Ma anche ascoltando materiale appositamente elaborato, i soldati, ad esempio, iniziavano ad annoiarsi presto e a distrarsi. Quindi il giornale “orale” fu trasformato in giornale “vivo” (in russo: “живая газета”; “zhivája gazéta”); una sorta di vera e propria performance teatrale.
Attori dilettanti recitavano scenette in cui mostravano quanto fosse cattivo il nemico borghese e perché fosse necessario combatterlo. Cantavano canzoni e stornelli, si aiutavano con elementi di scenografia…
Il fenomeno prese così tanto piede che i “giornali vivi” o “dal vivo” sono esistiti fino agli anni Trenta e apparvero un numero enorme di gruppi teatrali amatoriali che mettevano in scena il materiale informativo. Nel tempo, i programmi divennero sempre più complessi, sia in termini di contenuti che di sceneggiatura.

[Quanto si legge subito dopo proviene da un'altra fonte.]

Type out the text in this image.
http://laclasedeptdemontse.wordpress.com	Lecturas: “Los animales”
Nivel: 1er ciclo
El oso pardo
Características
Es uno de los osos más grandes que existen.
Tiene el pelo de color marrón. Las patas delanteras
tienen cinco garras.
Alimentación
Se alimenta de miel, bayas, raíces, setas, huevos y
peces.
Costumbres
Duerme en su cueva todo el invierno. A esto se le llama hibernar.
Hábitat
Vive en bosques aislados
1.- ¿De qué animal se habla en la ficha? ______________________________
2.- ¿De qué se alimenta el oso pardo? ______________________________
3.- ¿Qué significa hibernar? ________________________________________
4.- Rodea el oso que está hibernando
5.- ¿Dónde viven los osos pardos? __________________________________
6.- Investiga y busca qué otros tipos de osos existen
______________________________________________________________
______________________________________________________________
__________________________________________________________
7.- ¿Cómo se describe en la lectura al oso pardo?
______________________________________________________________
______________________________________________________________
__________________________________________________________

Questi spettacoli dovevano anche trasmettere informazioni pratiche alla popolazione. Ad esempio, sulle norme sanitarie e sulla prevenzione delle malattie infettive. Il tifo e il colera imperversavano nel Paese, quindi interi show del corpo teatrale di agitazione politica a volte erano dedicati alla lotta contro le malattie: dicevano che era necessario sbarazzarsi dei pidocchi, ventilare la stanza e bere solo acqua pulita. Tutto questo era sotto forma di canzoncine divertenti.
В зобу дыханье затаив,
Газету вы глазейте –
Одну лишь правду, а не миф
Увидите в газете.
Trattenendo il respiro in gola,
Il giornale voi guardate
Neanche una bugia! La verità sola
Sul giornale voi trovate!
La differenza fondamentale rispetto alla produzione teatrale era che i giornali “dal vivo” dovevano mettere in scena spettacoli su temi di attualità e politica. Dopo la Guerra civile, iniziarono a esibirsi non davanti ai soldati dell’Armata Rossa, ma in club, centri culturali, scuole e parchi.
Uno dei gruppi teatrali di propaganda più popolari era “Sinjaja bluza” (“Tuta blu”). Aveva molte squadre di attori che portavano l’arte rivoluzionaria e informazioni politiche alle masse, usando costumi d’avanguardia e accompagnamento musicale.
Schizzi, monologhi, distici, canzoncine: i giornali “vivi” hanno persino determinato lo sviluppo della stampa sovietica e il suo amore speciale per la satira e i feuilleton. E quando l’analfabetismo fu finalmente sconfitto, nei parchi e nelle case della cultura di tutta l’Urss, gli artisti continuarono a lungo a eseguire versi e monologhi su argomenti di attualità.